Sementara itu Ace menyorot soal pembagian 20.000 kuota tambahan yang didapatkan hasil lobi Presiden Joko Widodo dengan Kerajaan Saudi.
Kemenag membagi kuota itu 10.000 untuk haji khusus dan 10.000 untuk haji reguler. Padahal, menurut Ace, semestinya pembagiannya sesuai dengan ketentuan undang-undang, bahwa jatah haji reguler adalah 92 persen dan haji khusus hanya 8 persen.

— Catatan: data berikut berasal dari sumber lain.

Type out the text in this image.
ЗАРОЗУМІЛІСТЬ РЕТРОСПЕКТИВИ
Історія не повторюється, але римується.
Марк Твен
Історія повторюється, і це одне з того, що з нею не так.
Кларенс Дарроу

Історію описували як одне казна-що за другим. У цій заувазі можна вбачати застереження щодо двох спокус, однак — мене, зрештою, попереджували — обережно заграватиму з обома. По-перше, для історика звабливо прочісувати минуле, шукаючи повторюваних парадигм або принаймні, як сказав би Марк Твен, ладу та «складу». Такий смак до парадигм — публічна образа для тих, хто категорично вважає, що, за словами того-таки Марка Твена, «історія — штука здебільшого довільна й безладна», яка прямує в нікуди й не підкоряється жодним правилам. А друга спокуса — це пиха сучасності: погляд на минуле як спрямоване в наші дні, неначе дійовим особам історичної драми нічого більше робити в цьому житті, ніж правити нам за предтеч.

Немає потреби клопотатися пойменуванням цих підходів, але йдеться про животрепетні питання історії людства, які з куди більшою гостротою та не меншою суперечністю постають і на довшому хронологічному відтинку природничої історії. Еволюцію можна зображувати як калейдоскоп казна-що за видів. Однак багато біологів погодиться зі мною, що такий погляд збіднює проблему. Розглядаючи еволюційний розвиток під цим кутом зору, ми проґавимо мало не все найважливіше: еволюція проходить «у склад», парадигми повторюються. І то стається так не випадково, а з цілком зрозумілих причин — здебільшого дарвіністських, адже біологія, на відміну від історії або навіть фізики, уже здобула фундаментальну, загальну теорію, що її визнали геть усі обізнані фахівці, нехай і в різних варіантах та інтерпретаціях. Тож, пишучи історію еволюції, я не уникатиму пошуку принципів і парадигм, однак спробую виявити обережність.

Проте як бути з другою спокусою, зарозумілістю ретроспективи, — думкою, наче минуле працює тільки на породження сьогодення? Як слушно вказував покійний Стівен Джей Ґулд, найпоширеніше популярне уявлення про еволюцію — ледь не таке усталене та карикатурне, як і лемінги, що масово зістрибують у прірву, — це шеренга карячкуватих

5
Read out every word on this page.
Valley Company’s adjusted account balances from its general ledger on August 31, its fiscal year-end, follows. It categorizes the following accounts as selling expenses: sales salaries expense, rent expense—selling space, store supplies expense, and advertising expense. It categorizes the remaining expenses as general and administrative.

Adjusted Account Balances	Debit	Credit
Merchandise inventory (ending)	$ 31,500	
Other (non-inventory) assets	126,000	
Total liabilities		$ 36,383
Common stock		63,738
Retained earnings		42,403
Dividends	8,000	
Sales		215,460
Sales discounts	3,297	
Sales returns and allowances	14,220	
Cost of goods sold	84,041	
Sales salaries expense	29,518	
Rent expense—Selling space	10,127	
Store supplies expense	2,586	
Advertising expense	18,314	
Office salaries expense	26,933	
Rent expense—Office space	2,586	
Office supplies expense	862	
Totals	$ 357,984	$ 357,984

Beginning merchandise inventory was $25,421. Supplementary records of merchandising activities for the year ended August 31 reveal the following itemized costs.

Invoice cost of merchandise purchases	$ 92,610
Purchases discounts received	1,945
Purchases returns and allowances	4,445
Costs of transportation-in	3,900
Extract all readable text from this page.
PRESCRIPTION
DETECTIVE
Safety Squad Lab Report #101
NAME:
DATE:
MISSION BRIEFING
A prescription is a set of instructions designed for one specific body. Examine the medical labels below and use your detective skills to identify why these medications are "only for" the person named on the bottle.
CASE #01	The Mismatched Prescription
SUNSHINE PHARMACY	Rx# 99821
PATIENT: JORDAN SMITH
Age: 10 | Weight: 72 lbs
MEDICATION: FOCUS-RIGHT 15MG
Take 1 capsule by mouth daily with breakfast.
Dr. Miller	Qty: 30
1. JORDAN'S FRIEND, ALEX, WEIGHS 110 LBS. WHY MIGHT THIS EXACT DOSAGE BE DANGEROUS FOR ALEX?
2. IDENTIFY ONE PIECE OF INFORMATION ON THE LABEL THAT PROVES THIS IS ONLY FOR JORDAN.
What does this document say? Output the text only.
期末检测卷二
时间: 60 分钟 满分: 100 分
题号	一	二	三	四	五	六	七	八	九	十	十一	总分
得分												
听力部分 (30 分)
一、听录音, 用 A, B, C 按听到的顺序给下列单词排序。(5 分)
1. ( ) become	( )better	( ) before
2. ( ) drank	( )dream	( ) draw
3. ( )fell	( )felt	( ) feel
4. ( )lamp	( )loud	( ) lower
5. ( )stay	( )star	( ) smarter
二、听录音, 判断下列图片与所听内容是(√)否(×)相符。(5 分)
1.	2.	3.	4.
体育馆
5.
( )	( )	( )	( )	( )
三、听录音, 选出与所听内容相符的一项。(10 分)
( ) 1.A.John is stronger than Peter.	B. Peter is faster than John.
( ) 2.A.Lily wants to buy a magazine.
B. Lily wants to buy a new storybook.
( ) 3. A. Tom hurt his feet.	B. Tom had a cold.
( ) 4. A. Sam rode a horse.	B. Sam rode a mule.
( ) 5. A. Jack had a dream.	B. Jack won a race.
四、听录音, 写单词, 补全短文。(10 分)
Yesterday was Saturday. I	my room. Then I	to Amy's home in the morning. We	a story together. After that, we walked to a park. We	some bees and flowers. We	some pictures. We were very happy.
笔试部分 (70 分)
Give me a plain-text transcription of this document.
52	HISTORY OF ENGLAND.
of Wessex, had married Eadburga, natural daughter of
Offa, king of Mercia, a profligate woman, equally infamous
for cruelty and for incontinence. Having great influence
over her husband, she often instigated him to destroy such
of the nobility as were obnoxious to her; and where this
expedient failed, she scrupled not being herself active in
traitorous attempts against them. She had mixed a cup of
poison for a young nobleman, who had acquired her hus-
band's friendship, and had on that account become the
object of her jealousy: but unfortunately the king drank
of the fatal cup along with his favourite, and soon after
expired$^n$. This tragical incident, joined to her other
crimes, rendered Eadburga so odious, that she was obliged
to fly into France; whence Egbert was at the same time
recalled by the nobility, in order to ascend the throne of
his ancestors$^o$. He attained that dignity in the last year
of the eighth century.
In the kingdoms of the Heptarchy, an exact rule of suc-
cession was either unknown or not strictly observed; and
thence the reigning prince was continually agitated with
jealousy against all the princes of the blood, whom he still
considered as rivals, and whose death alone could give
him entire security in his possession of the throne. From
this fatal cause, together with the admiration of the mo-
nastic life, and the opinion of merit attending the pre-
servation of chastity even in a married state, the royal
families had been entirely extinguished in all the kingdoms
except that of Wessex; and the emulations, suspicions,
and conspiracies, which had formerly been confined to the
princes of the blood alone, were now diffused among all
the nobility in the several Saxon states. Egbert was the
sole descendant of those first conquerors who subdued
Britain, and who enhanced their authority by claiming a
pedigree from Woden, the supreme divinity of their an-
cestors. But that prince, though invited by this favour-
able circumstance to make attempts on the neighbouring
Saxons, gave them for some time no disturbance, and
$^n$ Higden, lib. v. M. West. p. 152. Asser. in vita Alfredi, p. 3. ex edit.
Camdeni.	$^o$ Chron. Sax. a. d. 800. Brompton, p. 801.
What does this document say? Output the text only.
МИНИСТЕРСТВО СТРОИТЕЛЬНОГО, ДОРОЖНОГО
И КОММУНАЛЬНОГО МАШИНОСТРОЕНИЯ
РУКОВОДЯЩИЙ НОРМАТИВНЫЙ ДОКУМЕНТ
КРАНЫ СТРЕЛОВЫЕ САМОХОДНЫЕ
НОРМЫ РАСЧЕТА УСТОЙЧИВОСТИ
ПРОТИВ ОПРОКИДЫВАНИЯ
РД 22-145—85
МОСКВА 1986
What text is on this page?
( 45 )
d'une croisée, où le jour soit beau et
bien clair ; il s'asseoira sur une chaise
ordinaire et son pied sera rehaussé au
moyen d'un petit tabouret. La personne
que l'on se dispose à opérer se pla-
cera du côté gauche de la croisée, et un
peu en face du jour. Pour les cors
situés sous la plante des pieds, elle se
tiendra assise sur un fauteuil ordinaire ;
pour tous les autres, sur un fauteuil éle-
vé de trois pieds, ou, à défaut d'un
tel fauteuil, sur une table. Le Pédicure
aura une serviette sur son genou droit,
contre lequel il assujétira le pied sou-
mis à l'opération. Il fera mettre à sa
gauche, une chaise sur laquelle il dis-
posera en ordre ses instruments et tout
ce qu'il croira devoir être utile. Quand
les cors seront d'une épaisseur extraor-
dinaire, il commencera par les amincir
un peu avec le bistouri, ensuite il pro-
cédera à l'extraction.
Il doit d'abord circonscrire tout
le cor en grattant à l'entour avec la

“Itu kami (DPR) pun juga sebetulnya keberatan, karena kami yakin betul bahwa tujuan dari lobi yang dilakukan oleh Presiden jokowi kepada Raja Arab Saudi sehingga kita mendapatkan 20.000 (kuota tambahan) itu tujuannya adalah untuk memperpendek ya mengurangi antrean yang cukup panjang, terutama pada haji reguler. Kami akan evaluasi kepada Kementerian Agama soal kebijakan adanya tambahan kuota haji 20.000 itu yang dibagi secara 50 persen. Itu jadi bahan perdebatan di Komisi VII, karena kepresnya sendiri yang tentang tambahan itu kita mengacu kepada undang-undang,” jelas Ace.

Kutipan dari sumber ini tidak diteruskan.